The .awd format

Files of type .awd (to found in /data/annot/text/awd of the annotation DVD) comprise an automatically generated  word segmentation in which the words of the orthographic transcription have been linked to the audio signal. The files also contain an automatically generated phoneme segmentation in which the individual phonemes have been linked to the audio signal. The files are in ShortTextGrid format and can be produced, changed or viewed by means of the PRAAT software. For a description of the ShortTextGrid format, see the description of the .ort format. For each speaker three tiers are envisaged. The first tier bears the speakercode as tier name and is identitical to the tier with the same name in the  .ort file. The next tier has the same name with the suffix _FON (N98765 and N98765_FON resp.) and comprise an automatically generated phonetic transcription. The time markers on the two tiers are identical. Finally, there is a third tier with the same name and with the suffix  _SEG (N98765_SEG). In this tier the underlying phoneme segmentations are represented that correspond to the words on the other two tiers.

An interval in the tier with the orthographic transcription contains exactly one word  (with or without underscores), a single underscore ("_"), a pause (empty interval), or a text (multiple words) as they occur exactly in the same interval in the orthographic transcritpion (.ort file). In the latter case the tiers with the phonetic transcription and the phoneme segmentation is occupied by the automatically generated phonetic transcription without segmentation information. Moreover, in all three tiers intervals of this type an exclamation mark  "!" precedes the text, which indicates that the segmentation (which is absent) is unreliable. An exaclamation mark "!" can also occur if a segmentation is present but was found to be unreliable (by some standard).
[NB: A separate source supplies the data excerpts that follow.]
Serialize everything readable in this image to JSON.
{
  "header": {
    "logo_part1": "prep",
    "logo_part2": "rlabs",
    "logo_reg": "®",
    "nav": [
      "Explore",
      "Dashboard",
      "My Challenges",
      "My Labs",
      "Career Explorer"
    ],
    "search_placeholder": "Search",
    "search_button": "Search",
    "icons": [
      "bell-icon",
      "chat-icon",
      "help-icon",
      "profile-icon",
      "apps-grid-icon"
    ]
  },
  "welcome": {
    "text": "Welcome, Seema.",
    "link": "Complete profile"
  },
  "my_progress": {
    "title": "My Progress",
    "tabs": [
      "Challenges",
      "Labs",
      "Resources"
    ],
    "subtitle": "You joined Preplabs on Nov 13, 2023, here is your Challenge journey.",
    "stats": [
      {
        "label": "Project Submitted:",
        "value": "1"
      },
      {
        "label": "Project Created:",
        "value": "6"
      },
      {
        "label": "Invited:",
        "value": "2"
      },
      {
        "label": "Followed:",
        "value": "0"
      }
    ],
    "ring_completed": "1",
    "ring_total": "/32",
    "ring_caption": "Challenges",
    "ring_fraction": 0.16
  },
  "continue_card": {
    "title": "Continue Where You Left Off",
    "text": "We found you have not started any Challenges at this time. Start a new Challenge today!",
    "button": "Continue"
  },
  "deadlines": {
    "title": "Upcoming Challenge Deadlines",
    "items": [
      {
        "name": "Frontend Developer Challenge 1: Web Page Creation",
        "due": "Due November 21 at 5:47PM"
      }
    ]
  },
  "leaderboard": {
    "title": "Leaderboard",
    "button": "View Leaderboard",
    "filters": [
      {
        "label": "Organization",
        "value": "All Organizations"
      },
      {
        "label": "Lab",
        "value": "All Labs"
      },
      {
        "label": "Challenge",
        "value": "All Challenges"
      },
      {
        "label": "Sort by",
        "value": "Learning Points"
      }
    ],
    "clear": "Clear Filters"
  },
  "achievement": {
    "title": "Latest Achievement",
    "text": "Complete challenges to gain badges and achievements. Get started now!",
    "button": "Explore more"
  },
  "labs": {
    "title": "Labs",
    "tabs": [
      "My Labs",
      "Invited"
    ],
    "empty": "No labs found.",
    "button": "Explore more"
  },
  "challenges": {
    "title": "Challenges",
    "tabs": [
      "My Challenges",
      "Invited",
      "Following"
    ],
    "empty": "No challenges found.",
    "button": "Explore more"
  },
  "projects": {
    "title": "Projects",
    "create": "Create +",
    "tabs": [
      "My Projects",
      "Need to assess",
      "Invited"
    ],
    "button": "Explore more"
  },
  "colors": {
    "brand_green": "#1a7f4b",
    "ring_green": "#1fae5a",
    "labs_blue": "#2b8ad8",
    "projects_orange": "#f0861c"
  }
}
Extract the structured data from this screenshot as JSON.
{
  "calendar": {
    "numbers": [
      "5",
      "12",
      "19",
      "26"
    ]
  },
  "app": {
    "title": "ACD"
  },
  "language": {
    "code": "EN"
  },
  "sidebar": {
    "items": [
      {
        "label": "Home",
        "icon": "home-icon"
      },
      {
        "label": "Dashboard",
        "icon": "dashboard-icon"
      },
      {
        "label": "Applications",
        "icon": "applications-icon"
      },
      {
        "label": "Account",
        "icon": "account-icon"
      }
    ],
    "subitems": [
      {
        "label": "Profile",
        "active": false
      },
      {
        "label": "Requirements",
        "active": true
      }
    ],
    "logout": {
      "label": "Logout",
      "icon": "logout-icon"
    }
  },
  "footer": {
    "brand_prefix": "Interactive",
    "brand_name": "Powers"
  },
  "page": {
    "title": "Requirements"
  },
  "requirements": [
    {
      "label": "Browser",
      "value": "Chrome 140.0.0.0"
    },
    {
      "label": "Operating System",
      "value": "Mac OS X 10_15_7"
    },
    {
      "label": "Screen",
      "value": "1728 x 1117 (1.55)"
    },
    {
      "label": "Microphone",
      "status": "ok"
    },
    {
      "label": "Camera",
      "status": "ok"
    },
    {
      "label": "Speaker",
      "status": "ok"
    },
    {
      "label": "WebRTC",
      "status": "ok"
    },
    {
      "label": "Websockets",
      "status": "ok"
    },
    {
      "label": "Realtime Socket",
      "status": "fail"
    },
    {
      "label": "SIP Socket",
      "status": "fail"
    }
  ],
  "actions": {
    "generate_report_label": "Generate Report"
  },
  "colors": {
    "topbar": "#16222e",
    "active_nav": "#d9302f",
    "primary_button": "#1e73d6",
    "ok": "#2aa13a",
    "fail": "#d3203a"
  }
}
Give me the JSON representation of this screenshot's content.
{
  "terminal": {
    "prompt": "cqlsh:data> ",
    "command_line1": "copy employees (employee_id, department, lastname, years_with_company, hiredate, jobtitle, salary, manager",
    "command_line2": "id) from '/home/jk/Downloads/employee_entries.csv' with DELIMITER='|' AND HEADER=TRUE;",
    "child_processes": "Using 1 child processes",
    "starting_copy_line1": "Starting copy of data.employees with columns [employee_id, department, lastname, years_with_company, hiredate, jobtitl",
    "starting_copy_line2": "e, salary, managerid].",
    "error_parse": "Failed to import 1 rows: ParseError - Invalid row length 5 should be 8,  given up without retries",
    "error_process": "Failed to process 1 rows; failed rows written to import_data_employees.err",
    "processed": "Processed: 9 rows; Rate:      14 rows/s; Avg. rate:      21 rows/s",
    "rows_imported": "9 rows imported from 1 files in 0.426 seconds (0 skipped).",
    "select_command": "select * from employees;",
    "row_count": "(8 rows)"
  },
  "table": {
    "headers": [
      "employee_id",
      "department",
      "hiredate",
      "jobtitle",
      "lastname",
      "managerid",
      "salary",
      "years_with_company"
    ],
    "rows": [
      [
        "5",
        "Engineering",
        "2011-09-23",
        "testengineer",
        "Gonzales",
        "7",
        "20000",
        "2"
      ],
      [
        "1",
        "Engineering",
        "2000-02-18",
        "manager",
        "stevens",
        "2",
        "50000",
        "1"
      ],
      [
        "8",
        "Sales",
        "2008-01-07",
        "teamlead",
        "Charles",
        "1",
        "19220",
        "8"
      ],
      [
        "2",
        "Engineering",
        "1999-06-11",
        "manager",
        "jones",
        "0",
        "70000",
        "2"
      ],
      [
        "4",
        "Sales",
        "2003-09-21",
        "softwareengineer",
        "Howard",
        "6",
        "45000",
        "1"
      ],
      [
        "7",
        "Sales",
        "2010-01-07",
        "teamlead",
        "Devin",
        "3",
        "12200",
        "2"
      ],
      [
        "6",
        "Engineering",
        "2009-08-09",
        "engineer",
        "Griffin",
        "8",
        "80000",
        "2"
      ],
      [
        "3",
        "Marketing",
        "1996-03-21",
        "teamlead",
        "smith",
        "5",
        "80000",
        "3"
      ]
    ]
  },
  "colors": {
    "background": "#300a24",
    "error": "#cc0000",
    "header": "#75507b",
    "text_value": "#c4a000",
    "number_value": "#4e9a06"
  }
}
In the tier with the phonetic transcription the following phenomena may occur:

In the tier with the phoneme segmentation empty intervals or intervals with a single phoneme symbol only occur in cases where the  "_" segment from the orthographic transcription and phonetic transcription is labelled with the shared phoneme (a plosive). In a similar fashion a shared phoneme that is not a plosive is represented in a single tier in which the boundaries in the orthographic and phonetic tier occur in the middle of the interval.

For an overview of the phonetic symbols that have been used, see the description of the .fon format. Analogous to the .wrd format the .awd file does not comprise a BACKGOUND and/or COMMENT tier.